Bipolar man gets naked, wins money

Back in February, a man named Seth Brigham went before the City Council of Boulder, Colorado in an attempt to protest a trend in heavier policing of public nudity. Brigham’s rationale was that the city, known to some for its “progressive” counterculture, annually hosts events such as the Naked Pumpkin Run and the Naked Bike Ride. He feared that restrictions on attractions like these would damage not only the local population but the tourism industry as well, as many people apparently flock to Boulder to see men like Brigham participate in various forms of exercise without their clothes on.

In order to emphasize his point, Brigham appeared in front of the council wearing nothing but his boxer shorts, and was promptly barred from speaking and escorted from the building.

Fortunately for Brigham, this constituted a breach in his civil liberties; specifically, his First Amendment right to freedom of speech and his Fourth Amendment right to protection from unlawful arrest. Rather than deal with the financial implications of a trial (not to mention the inherent risk in bringing to court a man with an inclination toward nudity in state institutions), the city of Boulder opted instead to pay Brigham a sum of $10,000 in exchange for his agreement not to seek further legal action.

But even the settlement sum is replete with its own strange twist in this story. After his lawyer’s fee, Brigham found himself $6,000 richer, a not insignificant sum that someone in his position would most likely feel better about having around in the event of a rainy day. Unfortunately, according to Brigham, holding on to a sum of that size would void the long-term disability compensation he receives for his bipolar disorder (presumably he would be “earning” too much at that point to be eligible for the benefits, which he will continue to need even after these winnings dry up). In order to retain his right to the disability compensation, he will be forced to spend the money almost immediately. He says that he has considered putting it toward a collection of boxer shorts for any member of the council who agrees to wear them (and only them) to future meetings but, predictably, none have stepped forward so far.

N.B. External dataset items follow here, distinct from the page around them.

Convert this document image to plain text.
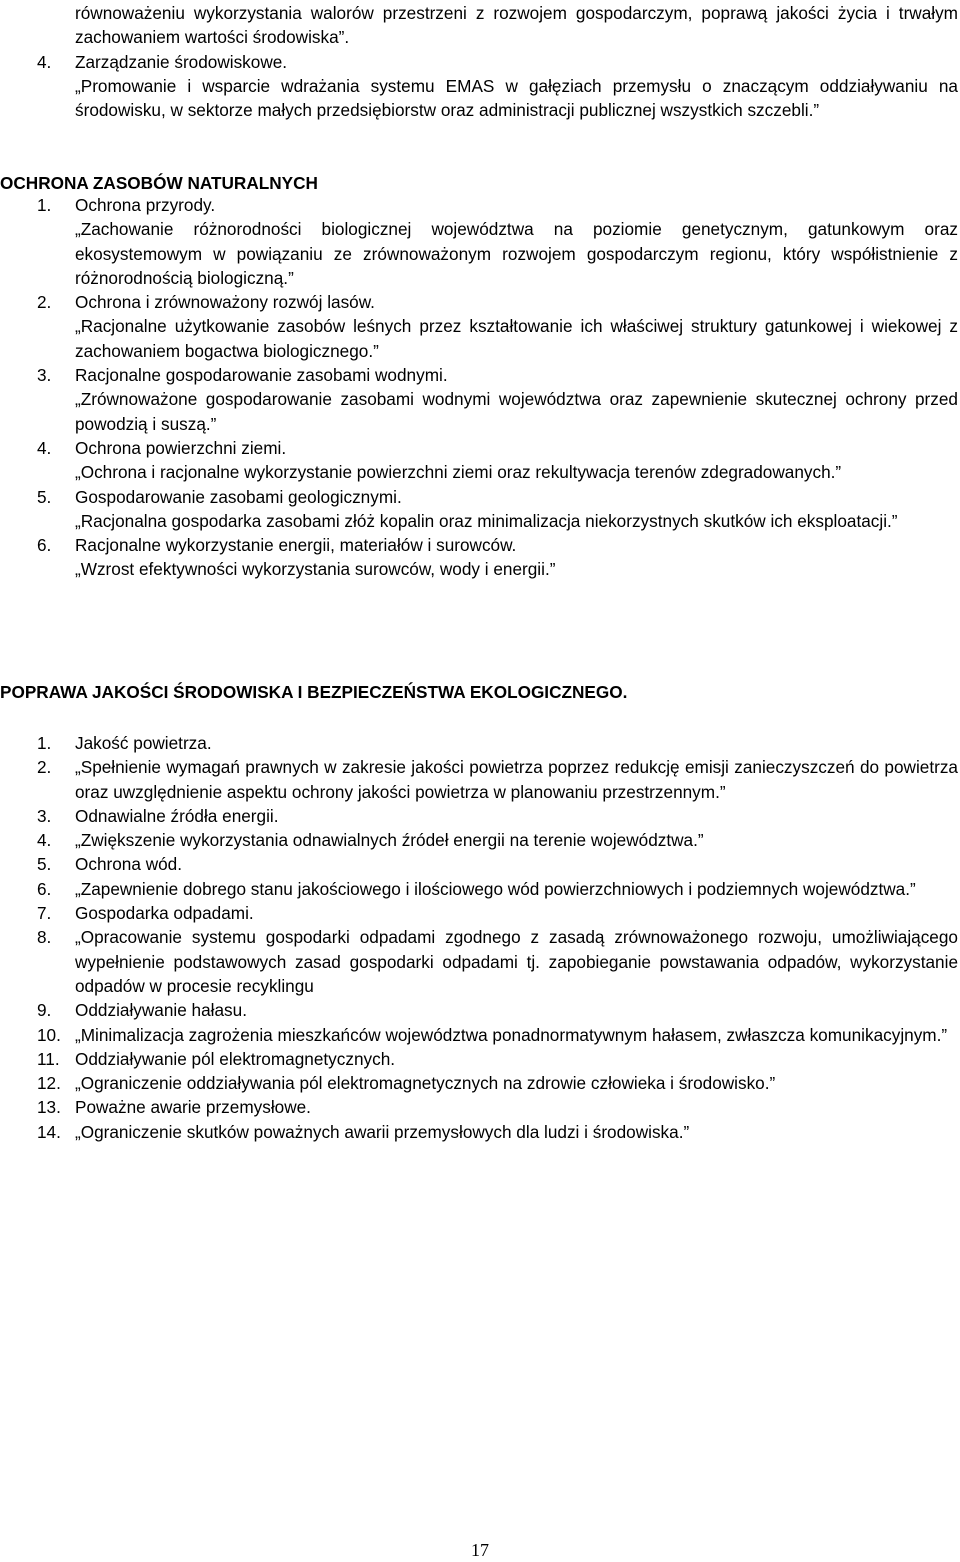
równoważeniu wykorzystania walorów przestrzeni z rozwojem gospodarczym, poprawą jakości życia i trwałym zachowaniem wartości środowiska”.
4. Zarządzanie środowiskowe.
„Promowanie i wsparcie wdrażania systemu EMAS w gałęziach przemysłu o znaczącym oddziaływaniu na środowisku, w sektorze małych przedsiębiorstw oraz administracji publicznej wszystkich szczebli.”
OCHRONA ZASOBÓW NATURALNYCH
1. Ochrona przyrody.
„Zachowanie różnorodności biologicznej województwa na poziomie genetycznym, gatunkowym oraz ekosystemowym w powiązaniu ze zrównoważonym rozwojem gospodarczym regionu, który współistnienie z różnorodnością biologiczną.”
2. Ochrona i zrównoważony rozwój lasów.
„Racjonalne użytkowanie zasobów leśnych przez kształtowanie ich właściwej struktury gatunkowej i wiekowej z zachowaniem bogactwa biologicznego.”
3. Racjonalne gospodarowanie zasobami wodnymi.
„Zrównoważone gospodarowanie zasobami wodnymi województwa oraz zapewnienie skutecznej ochrony przed powodzią i suszą.”
4. Ochrona powierzchni ziemi.
„Ochrona i racjonalne wykorzystanie powierzchni ziemi oraz rekultywacja terenów zdegradowanych.”
5. Gospodarowanie zasobami geologicznymi.
„Racjonalna gospodarka zasobami złóż kopalin oraz minimalizacja niekorzystnych skutków ich eksploatacji.”
6. Racjonalne wykorzystanie energii, materiałów i surowców.
„Wzrost efektywności wykorzystania surowców, wody i energii.”
POPRAWA JAKOŚCI ŚRODOWISKA I BEZPIECZEŃSTWA EKOLOGICZNEGO.
1. Jakość powietrza.
2. „Spełnienie wymagań prawnych w zakresie jakości powietrza poprzez redukcję emisji zanieczyszczeń do powietrza oraz uwzględnienie aspektu ochrony jakości powietrza w planowaniu przestrzennym.”
3. Odnawialne źródła energii.
4. „Zwiększenie wykorzystania odnawialnych źródeł energii na terenie województwa.”
5. Ochrona wód.
6. „Zapewnienie dobrego stanu jakościowego i ilościowego wód powierzchniowych i podziemnych województwa.”
7. Gospodarka odpadami.
8. „Opracowanie systemu gospodarki odpadami zgodnego z zasadą zrównoważonego rozwoju, umożliwiającego wypełnienie podstawowych zasad gospodarki odpadami tj. zapobieganie powstawania odpadów, wykorzystanie odpadów w procesie recyklingu
9. Oddziaływanie hałasu.
10. „Minimalizacja zagrożenia mieszkańców województwa ponadnormatywnym hałasem, zwłaszcza komunikacyjnym.”
11. Oddziaływanie pól elektromagnetycznych.
12. „Ograniczenie oddziaływania pól elektromagnetycznych na zdrowie człowieka i środowisko.”
13. Poważne awarie przemysłowe.
14. „Ograniczenie skutków poważnych awarii przemysłowych dla ludzi i środowiska.”
17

Now that Brigham’s “too soon” boxer joke has bitten the dust, he has allegedly gotten serious and decided to spend the money on a scooter instead. Although it’s a little surprising that he’s not putting it directly toward the organization of another landmark nudity event, a quick Google search shows that Boulder does not yet have a Naked Scooter Race, and it’s conceivable that Brigham might simply be in the early stages of putting together just such a game-changer based on his previous naked antics. Of course, this becomes a little less certain in light of the fact that Brigham himself has never participated in any of the public nudity for which he so boldly bared his civil liberties, but by now this story is probably so far past reality’s point of no return that it is of little to no consequence anyway.

On the other side of the coin, the Boulder City Council has taken measures to ensure that something like this never happens again. First of all, they have taken steps toward instituting new legislation, to the dismay of Brigham, that would prevent citizens from speaking at meetings for longer than two minutes when there is a queue of 15 or more waiting (part of what led to Brigham’s arrest was his refusal to yield the microphone). The city has also continued its vendetta against public nudity, with its next plot to ban it in the town hall setting.

So it seems in the end that Brigham may have done more harm than good. After all, before he launched his pro-nudity campaign, a bipolar man could stand in front of the city council without his pants on and walk away with $6,000 or a new scooter, depending on which day you asked him. Now, such a stand is quickly becoming grounds for arrest. Going forward from here, it looks like you really won’t be able to fight City Hall.

But maybe the outcome isn’t the point. Perhaps it’s the chase that keeps men like Brigham, self-proclaimed “activists” (his quotation marks, not mine; they appear with such persistence on his blog that you’d almost be fooled into reading all of this as some kind of joke) doing what they do. And if that’s the case, then it’s only a matter of time until Brigham is back at it, considering by his count he has already harangued Boulder on over 60 separate occasions. This time, though, when Brigham fought the law, he won.

Chris Bassil is a Trinity junior. His column runs every Friday.